5 Department of Surgery, Faculty of Medicine and Health Sciences, University Putra Malaysia, Serdang, 43400 Selangor Darul Ehsan, Malaysia

6 Department of Gastroenterology, Sunway Medical Centre, 47500, Selangor Darul Ehsan, Malaysia

7 Jeffrey Sachs Centre On Sustainable Development, Sunway University, 47500, Selangor Darul Ehsan, Malaysia

8 Department of Actuarial Science and Risk, School of Mathematical Sciences, Sunway University, 47500, Selangor Darul Ehsan, Malaysia

Abstract

Background: From 2008 to 2020, colorectal cancer (CRC) incidence and mortality increased by approximately 50% and 47%, respectively, in South-East Asia (SEA). The human development index (HDI) influences various lifestyle choices (including physical activity), which may contribute to the prevalence of CRC in this region, distinct from factors related to medical or hereditary history. This study aims to evaluate and demonstrate the impacts and association of HDI with age-standardized rates (ASR) of CRC incidence and mortality in SEA.
Methods: Utilizing data from the Global Cancer Observatory (GLOBOCAN) 2020, this study analyzed ASR for CRC incidence and mortality in each SEA country. Concurrently, the HDI for 2021 in these nations was gathered from the Human Development Reports. Using Spearman correlation analysis, we investigated the link between CRC ASR (incidence and mortality) and HDI indicators, including life expectancy at birth, mean years of schooling, and Gross National Income per Capita (2017 Purchasing power parity [PPP$]). The statistical significance threshold was set at P<0.05.
Results: The statistical analysis revealed noteworthy positive correlations between HDI and its components (life expectancy at birth, mean years of schooling, and Gross National Income per Capita) with the ASR for incidence. Specifically, Spearman’s rho values were 0.834, 0.755, 0.827, and 0.882, respectively. Similarly, significant correlations were observed between HDI and its constituents with ASR for mortality, with corresponding values of 0.720, 0.755, 0.718, and 0.782 at a 5% significance level.
Conclusion: Countries with a high HDI exhibit a dual impact influence by fostering economic growth while potentially posing challenges to public health.
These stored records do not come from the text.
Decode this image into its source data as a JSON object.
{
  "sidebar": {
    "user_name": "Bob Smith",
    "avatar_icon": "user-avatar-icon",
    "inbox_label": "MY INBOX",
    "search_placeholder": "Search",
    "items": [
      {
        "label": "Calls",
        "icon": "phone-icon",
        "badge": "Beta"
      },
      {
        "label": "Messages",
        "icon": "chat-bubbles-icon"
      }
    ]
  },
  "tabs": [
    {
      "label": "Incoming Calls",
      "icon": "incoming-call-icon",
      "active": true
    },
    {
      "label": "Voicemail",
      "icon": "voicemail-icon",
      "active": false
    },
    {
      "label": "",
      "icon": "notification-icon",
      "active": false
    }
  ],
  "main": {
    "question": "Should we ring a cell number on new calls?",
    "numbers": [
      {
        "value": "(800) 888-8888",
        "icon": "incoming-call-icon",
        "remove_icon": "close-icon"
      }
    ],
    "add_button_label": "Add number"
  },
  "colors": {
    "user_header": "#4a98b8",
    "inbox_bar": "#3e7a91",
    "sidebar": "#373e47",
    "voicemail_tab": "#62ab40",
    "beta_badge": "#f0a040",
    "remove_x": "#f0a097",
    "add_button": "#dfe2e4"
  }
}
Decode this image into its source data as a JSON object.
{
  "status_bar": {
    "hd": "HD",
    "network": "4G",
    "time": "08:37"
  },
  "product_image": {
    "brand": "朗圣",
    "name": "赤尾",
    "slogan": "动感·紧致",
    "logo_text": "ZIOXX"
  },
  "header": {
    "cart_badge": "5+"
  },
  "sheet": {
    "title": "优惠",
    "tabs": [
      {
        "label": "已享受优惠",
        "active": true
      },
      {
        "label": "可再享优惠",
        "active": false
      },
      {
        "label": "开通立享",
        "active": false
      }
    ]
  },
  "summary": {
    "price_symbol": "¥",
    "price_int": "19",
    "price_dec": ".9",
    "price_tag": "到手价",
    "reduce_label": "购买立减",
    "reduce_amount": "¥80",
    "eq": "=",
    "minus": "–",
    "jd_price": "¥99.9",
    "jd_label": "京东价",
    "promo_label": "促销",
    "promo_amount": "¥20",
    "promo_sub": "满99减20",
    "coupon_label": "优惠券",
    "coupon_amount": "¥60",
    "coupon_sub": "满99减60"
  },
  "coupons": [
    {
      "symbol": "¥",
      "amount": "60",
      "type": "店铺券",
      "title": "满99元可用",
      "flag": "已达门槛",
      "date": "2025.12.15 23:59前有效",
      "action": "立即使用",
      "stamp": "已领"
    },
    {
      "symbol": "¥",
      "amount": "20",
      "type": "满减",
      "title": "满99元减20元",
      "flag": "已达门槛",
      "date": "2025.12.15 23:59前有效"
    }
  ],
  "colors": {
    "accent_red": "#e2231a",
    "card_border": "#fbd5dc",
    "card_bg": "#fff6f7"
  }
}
Despite very high HDI nations demonstrating successful CRC screening programs that lower both incidence and mortality rates, various SEA countries face impediments in implementing such screenings. 

Keywords


  1. Ferlay J, Ervik M, Lam F, Colombet M, Mery L, Piñeros M, et al. Global Cancer Observatory: Cancer Today Lyon, France: International Agency for Research on Cancer; 2020 [Available from: https://gco.iarc.fr/today.
  2. Ferlay J, Shin HR, Bray F, Forman D, Mathers C, Parkin DM. Estimates of worldwide burden of cancer in 2008: GLOBOCAN 2008. Int J Cancer Res. 2010;127(12):2893-917.
  3. United Nations Development Programme. Human Development Report: Global Human Development Indicators 2021 [Available from: http://hdr.undp.org/en/countries.
  4. United Nations Department of Economic and Social Affairs. World urbanization prospects: The 2018 revision 2018 [Available from: https://population.un.org/wup/Download/Files/WUP2018_Classification_of_countries.pdf.
  5. Bray F, Jemal A, Grey N, Ferlay J, Forman D. Global cancer transitions according to the Human Development Index (2008–2030): a population-based study. Lancet Oncol. 2012;13(8):790-801.
  6. Fidler MM, Soerjomataram I, Bray F. A global view on cancer incidence and national levels of the human development index. Int J Cancer. 2016;139(11):2436-46.
  7. Rezaeian S, Khazaei S, Khazaei S, Mansori K, Moghaddam AS, Ayubi E. Human Development Inequality index and cancer pattern: a global distributive study. Asian Pac J Cancer Prev 2016;17(sup3):201-4.
  8. Arnold M, Sierra MS, Laversanne M, Soerjomataram I, Jemal A, Bray F. Global patterns and trends in colorectal cancer incidence and mortality. Gut. 2017;66(4):683-91.
  9. Torre LA, Siegel RL, Ward EM, Jemal A. Global cancer incidence and mortality rates and trends—an update. Cancer Epidemiol Biomarkers Prev. 2016;25(1):16-27.
  10. Loke YL, Chew MT, Ngeow YF, Lim WWD, Peh SC. Colon carcinogenesis: The interplay between diet and gut microbiota. Front Cell Infect Microbiol. 2020;10:603086.
  11. Elistia E, Syahzuni BA. The correlation of the human development index (HDI) towards economic growth (GDP per capita) in 10 ASEAN member countries. J Humanit Soc Sci. 2018;2(2):40-6.
  12. Chen H, Liu Y, Li Z, Xue D. Urbanization, economic development and health: evidence from China’s labor-force dynamic survey. Int J Equity Health. 2017;16:1-8.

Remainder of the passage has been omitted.